Wide-Passband Reconfigurable Frequency Selective Rasorber design based on Fluidity of EGaIn

Abstract

In this paper, a wide-passband reconfigurable frequency selective rasorber(FSR) design based on fluidity of liquid metal is proposed. The proposed FSR is implemented via combining two lossy layers with a reconfigurable frequency selective surface(FSS). Firstly, a third-order broadband FSS with reconfigurable properties is presented, whose bandpass state can be switched to perfect reflection state by controlling the injection and the extraction of liquid metal in microchannels. Secondly, the upper lossy layer is a symmetrical split-ring resonator(SSRR) structure composed of a screen-printed resistive film, and the lower lossy layer is a square loop, each side of which is inserted with a circular spiral resonator(CSR) in the center, thereby introducing a wide transmission window in the broad absorption band. Then, by cascading the lossy layers and the lossless layer through an air layer with a thickness of about a quarter wavelength, the design can realize the reconstruction of absorption-transmission-absorption(ATA) mode and absorption-reflection-absorption(ARA) mode.

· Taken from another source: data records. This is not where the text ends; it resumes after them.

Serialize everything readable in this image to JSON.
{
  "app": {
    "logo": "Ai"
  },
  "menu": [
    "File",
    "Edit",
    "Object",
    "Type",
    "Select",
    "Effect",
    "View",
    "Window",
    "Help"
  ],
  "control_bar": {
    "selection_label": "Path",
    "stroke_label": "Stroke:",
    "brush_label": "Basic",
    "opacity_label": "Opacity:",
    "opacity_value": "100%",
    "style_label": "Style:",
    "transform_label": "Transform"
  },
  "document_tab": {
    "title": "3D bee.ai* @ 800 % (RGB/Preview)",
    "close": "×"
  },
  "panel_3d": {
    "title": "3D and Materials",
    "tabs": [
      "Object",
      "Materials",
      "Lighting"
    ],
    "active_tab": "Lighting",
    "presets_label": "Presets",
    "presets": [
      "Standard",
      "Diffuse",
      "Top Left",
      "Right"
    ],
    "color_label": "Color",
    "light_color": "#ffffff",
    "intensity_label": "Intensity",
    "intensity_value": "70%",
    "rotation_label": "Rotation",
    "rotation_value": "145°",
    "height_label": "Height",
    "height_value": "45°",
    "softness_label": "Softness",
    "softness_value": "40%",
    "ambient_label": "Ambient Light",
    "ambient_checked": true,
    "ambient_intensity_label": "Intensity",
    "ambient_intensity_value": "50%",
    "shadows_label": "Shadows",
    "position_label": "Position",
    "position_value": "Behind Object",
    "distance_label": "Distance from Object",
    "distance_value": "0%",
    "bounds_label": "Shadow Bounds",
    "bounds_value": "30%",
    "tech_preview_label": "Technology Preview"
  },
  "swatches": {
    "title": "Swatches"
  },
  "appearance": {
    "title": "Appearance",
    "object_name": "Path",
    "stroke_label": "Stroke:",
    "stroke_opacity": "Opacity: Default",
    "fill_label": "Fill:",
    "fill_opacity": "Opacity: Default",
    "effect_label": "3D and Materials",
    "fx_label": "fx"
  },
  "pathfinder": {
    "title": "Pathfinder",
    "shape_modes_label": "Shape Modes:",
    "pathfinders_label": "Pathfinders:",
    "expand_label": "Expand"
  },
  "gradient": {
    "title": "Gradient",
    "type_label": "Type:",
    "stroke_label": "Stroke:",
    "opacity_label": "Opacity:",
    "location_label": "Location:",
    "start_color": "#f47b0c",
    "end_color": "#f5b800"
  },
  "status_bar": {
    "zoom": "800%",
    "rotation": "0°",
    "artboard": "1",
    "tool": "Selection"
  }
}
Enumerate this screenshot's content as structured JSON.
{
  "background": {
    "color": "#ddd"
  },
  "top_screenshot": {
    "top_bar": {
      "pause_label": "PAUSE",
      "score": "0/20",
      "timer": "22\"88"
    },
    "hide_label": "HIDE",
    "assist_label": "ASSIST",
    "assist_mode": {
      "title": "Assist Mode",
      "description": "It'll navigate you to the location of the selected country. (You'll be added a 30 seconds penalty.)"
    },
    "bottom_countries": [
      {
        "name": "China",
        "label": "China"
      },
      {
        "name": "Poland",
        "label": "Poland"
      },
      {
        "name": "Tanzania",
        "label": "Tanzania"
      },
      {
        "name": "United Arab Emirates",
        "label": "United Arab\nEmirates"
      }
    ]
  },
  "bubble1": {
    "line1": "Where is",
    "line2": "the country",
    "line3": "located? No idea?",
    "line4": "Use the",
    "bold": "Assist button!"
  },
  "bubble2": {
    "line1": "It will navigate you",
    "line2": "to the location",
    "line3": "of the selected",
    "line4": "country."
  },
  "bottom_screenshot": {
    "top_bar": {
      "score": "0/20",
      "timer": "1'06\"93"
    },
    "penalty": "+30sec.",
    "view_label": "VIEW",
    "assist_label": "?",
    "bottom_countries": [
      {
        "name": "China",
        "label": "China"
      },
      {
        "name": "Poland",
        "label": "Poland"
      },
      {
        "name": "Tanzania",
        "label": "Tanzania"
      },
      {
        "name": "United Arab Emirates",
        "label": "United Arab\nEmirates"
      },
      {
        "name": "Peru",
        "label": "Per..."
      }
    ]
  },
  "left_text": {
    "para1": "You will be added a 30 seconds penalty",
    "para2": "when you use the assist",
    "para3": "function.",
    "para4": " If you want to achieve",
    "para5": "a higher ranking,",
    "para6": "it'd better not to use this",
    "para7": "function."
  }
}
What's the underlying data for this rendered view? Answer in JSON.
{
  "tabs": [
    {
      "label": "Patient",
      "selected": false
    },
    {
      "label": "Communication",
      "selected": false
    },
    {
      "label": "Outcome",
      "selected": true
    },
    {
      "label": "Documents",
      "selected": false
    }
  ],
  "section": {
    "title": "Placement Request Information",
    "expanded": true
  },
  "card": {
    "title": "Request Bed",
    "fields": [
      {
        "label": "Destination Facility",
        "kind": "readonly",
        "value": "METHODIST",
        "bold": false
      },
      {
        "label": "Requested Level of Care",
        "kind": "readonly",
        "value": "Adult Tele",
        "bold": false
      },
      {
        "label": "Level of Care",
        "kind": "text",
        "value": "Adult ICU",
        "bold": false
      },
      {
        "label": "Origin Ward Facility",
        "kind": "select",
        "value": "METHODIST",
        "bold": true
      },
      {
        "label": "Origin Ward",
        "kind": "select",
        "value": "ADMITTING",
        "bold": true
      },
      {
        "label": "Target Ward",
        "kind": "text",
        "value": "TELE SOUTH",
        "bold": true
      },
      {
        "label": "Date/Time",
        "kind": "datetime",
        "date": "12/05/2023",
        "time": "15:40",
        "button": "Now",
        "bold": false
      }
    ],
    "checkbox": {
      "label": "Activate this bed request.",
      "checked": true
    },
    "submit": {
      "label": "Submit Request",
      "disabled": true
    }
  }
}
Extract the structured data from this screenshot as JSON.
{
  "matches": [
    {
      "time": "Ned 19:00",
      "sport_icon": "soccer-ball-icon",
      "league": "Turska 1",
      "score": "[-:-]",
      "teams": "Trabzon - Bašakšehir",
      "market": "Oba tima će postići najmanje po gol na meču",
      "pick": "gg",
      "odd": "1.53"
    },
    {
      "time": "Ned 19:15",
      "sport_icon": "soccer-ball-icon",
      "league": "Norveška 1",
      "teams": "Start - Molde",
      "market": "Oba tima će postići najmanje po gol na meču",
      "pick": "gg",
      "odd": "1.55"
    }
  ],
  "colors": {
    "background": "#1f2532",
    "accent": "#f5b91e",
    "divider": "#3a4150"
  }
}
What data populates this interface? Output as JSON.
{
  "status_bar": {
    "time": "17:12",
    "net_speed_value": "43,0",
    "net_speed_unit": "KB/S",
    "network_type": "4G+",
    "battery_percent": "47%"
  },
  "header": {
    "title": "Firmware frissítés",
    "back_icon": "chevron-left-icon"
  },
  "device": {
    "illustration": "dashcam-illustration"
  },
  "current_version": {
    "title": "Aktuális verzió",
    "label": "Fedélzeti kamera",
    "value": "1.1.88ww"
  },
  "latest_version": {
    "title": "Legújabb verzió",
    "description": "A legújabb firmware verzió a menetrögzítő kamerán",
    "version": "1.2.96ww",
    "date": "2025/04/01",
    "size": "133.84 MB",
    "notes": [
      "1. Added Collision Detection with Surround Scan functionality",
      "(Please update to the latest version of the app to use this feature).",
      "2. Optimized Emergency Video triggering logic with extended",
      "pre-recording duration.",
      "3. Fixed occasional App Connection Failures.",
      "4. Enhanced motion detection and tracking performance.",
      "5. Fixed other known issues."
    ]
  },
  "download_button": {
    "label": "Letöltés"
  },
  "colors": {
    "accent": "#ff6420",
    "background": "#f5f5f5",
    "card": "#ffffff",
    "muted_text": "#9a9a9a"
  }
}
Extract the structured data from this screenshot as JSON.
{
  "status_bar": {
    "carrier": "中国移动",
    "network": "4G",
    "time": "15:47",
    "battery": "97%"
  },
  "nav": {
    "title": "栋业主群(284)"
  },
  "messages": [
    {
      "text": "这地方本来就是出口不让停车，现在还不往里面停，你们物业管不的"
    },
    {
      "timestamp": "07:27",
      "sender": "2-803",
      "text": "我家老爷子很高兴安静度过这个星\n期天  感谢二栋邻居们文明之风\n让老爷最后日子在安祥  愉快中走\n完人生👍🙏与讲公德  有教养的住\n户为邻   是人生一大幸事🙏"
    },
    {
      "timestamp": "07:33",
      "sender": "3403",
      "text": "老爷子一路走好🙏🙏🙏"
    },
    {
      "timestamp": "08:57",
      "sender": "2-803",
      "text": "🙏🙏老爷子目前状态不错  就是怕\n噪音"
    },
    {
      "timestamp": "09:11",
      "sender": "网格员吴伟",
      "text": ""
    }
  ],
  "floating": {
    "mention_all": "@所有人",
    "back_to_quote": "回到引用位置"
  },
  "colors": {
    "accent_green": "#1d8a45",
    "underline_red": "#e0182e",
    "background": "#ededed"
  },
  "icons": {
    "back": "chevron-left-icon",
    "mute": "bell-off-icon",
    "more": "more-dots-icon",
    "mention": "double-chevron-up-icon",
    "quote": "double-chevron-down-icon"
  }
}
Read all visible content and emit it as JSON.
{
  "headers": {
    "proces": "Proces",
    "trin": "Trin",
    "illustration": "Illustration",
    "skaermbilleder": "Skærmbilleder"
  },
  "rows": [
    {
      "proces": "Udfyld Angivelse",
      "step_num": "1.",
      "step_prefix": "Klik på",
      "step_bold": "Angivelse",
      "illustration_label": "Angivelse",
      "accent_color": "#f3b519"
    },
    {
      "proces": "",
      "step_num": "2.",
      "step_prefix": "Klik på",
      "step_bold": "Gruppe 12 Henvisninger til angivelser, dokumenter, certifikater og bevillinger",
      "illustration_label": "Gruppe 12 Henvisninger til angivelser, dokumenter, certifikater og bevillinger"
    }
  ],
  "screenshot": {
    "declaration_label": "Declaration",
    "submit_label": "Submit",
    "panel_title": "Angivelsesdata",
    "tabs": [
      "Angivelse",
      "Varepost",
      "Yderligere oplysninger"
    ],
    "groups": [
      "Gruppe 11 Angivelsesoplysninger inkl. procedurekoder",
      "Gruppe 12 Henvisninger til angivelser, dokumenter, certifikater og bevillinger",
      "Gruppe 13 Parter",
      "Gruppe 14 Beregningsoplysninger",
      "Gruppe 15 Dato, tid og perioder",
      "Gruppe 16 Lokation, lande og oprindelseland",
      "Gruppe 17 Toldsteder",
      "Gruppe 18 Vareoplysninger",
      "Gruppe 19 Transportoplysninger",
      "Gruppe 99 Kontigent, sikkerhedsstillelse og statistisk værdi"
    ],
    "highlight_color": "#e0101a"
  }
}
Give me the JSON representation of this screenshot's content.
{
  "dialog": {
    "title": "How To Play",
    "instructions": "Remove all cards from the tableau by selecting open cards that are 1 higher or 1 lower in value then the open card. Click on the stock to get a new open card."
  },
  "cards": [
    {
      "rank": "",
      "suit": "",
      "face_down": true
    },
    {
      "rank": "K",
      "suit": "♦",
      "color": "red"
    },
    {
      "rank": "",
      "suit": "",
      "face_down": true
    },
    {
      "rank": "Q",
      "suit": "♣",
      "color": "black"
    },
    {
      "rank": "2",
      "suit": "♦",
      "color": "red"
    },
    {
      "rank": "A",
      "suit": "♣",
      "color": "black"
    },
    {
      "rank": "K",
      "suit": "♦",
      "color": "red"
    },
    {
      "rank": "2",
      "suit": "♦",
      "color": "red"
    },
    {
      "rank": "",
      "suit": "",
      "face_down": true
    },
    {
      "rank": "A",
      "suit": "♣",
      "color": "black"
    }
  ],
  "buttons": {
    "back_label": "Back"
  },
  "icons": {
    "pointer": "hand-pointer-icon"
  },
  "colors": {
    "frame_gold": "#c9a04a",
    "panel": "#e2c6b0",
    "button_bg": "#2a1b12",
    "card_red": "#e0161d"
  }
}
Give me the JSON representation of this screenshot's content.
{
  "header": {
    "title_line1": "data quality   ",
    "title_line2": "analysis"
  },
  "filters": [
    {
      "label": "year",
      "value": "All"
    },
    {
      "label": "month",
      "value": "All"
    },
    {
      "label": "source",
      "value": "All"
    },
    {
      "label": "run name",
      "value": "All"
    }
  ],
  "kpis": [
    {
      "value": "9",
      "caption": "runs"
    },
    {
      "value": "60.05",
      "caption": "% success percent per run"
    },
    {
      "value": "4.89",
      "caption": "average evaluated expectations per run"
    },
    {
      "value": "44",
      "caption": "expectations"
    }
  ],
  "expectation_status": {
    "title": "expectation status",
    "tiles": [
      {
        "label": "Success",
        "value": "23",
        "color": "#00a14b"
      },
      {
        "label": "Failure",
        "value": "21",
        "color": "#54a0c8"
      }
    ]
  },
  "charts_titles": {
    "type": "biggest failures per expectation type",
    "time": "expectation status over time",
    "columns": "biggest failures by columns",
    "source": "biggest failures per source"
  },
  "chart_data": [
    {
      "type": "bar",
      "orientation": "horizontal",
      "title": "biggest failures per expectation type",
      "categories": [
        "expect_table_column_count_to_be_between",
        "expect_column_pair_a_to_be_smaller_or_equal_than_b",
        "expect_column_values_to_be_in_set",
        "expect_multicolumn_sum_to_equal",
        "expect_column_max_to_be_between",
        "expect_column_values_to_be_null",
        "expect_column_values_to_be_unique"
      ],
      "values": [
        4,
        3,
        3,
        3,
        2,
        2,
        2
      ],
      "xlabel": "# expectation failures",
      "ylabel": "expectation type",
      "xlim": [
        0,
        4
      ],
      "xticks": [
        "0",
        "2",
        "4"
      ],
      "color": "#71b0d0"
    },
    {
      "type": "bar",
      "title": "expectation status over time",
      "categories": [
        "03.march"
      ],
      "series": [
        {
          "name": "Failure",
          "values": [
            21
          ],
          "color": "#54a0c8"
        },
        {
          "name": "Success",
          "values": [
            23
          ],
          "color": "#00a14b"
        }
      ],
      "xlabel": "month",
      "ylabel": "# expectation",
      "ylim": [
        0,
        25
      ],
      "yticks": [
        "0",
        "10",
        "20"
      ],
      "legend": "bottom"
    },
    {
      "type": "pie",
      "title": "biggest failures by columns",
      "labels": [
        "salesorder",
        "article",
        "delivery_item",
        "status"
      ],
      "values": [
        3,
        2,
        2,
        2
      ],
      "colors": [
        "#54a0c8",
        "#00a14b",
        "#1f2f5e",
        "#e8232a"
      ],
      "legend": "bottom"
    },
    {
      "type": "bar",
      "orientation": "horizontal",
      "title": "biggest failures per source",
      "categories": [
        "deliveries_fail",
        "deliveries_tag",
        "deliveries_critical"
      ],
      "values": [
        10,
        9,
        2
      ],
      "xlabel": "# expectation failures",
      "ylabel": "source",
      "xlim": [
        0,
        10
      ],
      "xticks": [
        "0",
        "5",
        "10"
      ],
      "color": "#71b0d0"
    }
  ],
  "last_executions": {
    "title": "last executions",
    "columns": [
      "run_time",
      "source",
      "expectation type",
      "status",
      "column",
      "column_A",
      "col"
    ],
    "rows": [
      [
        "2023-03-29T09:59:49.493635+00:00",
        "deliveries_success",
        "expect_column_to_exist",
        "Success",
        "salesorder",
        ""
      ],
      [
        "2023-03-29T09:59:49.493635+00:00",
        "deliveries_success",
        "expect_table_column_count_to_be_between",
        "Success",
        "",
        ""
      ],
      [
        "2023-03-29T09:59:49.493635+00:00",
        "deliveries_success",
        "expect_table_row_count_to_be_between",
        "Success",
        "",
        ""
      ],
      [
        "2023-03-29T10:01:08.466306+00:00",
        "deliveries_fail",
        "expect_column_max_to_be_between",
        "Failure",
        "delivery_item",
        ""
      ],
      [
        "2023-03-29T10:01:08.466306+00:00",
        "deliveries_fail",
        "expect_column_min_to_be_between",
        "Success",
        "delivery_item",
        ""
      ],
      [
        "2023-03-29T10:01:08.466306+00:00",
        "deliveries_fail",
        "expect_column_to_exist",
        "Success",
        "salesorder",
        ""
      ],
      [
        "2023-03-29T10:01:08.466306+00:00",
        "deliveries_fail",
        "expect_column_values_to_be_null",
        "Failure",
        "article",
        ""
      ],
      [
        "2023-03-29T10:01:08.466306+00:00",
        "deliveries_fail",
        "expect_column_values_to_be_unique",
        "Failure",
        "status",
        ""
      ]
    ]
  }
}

It is shown by full-wave simulation that the structure has a wide-passband filtering performance with a fractional 3dB bandwidth reach up to 41.6%, the minimum insertion loss in the passband is 0.98dB at 12.4GHz, and the relative bandwidth of 110.6% with reflectivity less than −10dB in ATA mode. In ARA mode, it has a good absorption band from 4.8GHz to 10.4GHz and15.1GHz to 19.6GHz and the 3dB transmission bandwidth is 12.8%. The proposal has significance to be used to design switchable stealth radome for wide-band antennas.